For all these years we have kept our markets closed to competition from abroad for several reasons. One which continues to linger on is the fear of becoming colonised once again. The East India Company syndrome continues to dominate our psyche. During those days information moved at a snail’s pace when a letter would take atleast six months to reach Europe from India. Today information can reach any remote corner of the world in split seconds, thus assuming that we are helpless is very disingenuous. The Soviet empire collapsed due to the fax machine which enabled people to send out information without being censored. The exchange helped build up international opinion and pressure on the repressive regime, leading to its collapse and replacement by a democracy. Today internet has the power of thwarting any such design. For example, it has been used very effectively by the international civil society to ensure the demise of the OECD’s draft multilateral agreement on investment (MAI). This accord would have granted increased rights to transnational companies, and enhanced responsibilities of countries to ensure that these rights are upheld. It was literally a licence to loot.
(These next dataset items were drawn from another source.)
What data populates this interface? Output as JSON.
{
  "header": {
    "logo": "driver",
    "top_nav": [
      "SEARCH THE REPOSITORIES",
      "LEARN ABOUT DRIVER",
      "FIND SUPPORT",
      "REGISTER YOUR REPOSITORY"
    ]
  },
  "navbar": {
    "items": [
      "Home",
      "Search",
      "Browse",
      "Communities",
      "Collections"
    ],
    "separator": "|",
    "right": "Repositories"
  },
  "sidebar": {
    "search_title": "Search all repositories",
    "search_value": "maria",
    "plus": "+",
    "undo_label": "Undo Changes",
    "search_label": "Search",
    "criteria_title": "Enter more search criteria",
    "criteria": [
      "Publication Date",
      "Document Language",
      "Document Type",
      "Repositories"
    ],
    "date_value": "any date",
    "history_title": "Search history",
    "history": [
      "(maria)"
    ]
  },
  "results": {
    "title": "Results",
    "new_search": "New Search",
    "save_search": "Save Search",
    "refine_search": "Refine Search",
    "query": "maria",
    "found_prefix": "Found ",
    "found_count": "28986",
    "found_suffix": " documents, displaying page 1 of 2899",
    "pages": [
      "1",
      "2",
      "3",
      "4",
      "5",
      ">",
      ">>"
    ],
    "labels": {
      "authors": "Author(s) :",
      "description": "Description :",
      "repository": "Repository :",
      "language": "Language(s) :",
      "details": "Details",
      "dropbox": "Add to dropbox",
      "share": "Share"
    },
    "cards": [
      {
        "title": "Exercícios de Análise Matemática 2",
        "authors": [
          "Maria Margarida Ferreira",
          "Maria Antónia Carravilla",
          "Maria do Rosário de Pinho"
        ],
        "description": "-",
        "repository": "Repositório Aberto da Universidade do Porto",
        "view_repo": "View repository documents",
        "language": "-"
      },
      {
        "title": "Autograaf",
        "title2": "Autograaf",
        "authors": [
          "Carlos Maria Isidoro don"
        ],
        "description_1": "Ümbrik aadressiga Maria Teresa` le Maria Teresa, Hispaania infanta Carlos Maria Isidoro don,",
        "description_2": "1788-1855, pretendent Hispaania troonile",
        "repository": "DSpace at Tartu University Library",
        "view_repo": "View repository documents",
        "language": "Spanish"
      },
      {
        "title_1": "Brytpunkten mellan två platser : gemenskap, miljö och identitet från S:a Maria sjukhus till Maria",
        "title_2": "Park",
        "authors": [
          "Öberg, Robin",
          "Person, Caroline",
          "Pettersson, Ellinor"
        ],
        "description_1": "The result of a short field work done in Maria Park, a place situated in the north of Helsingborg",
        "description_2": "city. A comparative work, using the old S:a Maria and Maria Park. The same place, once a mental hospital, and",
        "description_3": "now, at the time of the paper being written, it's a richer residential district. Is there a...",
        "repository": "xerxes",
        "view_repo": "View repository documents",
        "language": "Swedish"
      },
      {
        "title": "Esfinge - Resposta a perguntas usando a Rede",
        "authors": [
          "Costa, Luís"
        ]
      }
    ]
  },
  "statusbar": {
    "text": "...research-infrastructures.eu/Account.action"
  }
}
However, in spite of the demise of the MAI, foreign direct investment (FDI) continues to increase and some of it flows to developing countries. One of the arguments against the MAI has been whether having it will help increase FDI flows. That argument stands vindicated. The annual UNCTAD World Investment Reports points out that FDI continues to grow every year. Much of it is due to domestic regulatory changes, which have enabled FDI to come in smoothly. In India, we specialise in vacillation on our FDI policy, and where there is a clear policy other factors have a negative effect with the result FDI flows are too little for the size of our economy and our needs.
A few weeks ago, I had pointed out in these columns about low level of FDI flows into India. In 1999, we received only about $2.17bn, as against a small country like Chile getting $9.22bn (How to grow, and reduce poverty too, December 9, 2000). Somewhat similar to our East India Company experience, in the 1970s Chile was actually under the control of the US-based giant: AT&T. Yet Chile is not afraid any longer about FDI having any type of colonising effect. It has all the laws in place by which they manage their economy pretty well. Why is Chile pursuing FDI? Because it does not have the resources to enable it to meet their consumers’ demands and their own economy’s needs.
Even as India, we do not have those massive resources to generate the amount of electricity that will be required to meet with demands of an increasing population, agriculture and industry. Not only electricity but several other essential infrastructural services, such as roads, water, communications etc, will continue to degenerate unless resources are found to buttress them. If we are unable to buttress the critical basic need requirements and availability, we will not be able to reduce poverty.
If swadeshi was the way forward, we would not have landed up in the mess that we are in. Interestingly, at one of our workshops on reforms, governance and state accountability with grassroot activists, many of who have started appreciating the need for liberalisation and reforms, swadeshi was defined by them as what is ‘good for us and our country’. These people with robust common sense have realised that the protagonists of the so-called swadeshi movement are actually not rooting for the country but for some vested interests. They are convinced that reforms are necessary if they have to get out their poverty trap. For example, they are even willing to pay more for electricity, if the supply and quality is consistent. Thus to assume that liberalisation will not benefit the consumers or the economy is quite illogical. A large section of people are in favour of reforms, provide the government continues to talk to them, and in their language. Otherwise the pace of reforms will suffer and we will continue to wallow in abysmal poverty.